Todo ello generó la quiebra operativa y financiera del recinto, mientras los dirigentes sindicales disfrutaban de grandes ganancias en cuotas obrero - patronales y cuotas políticas e incluso su poder fue tal, que uno de los principales líderes tenía teléfono rojo de la red presidencial.
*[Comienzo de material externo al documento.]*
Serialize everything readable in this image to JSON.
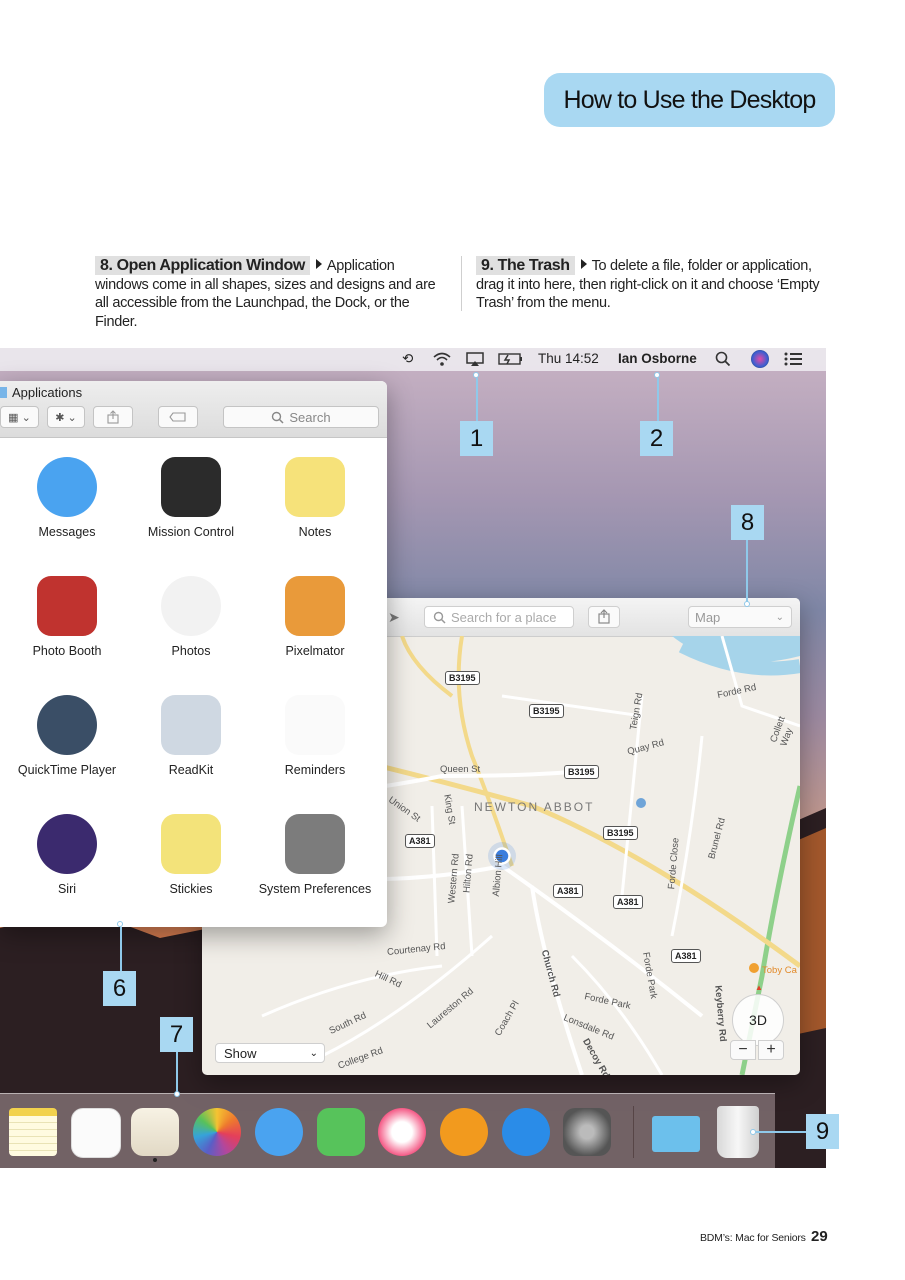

Esa es la experiencia del otro lado del mostrador.

 

Llamado a Semar

 

Y bueno, ya que hablamos de gente de mar, quien está muy preocupado por las iniciativas lanzadas por la Semar, es el capitán de Altura Faustino Suárez, que dirige la Consultoría de Profesionistas de la Marina Mercante y Puertos A.C.

 

El marino está haciendo un llamado a la Semar a proteger los mares nacionales y a adiestrar en tácticas de defensa a los trabajadores de la Marina Mercante, ante los riesgos de seguridad en el mar territorial.

 

Su percepción, es que aún existen muchas áreas de oportunidad con relación al Decreto Presidencial, sobre las reformas que permitieron a la Semar asumir el control de puertos y aduanas.

 

También está exhortando a revisar el formato de abanderamiento de embarcaciones como nacionales porque, dice, actualmente, los buques de navegación de altura realizan también el cabotaje.

 

Las navieras de altura están realizando frecuencias en el Golfo, desde el puerto de Veracruz a las terminales de Altamira, mientras en el Pacífico, entre los puertos de Manzanillo al de Lázaro Cárdenas.

 

Otra de las preocupaciones del capitán Suárez se enfoca en la supervisión de embarcaciones a medida de una posible baja en los salarios de la marina mercante por parte de los armadores, lo que podría requerir la intervención de la Organización Mundial del Trabajo (OIT, por sus siglas en inglés). Y hasta el próximo Radio Pasillo.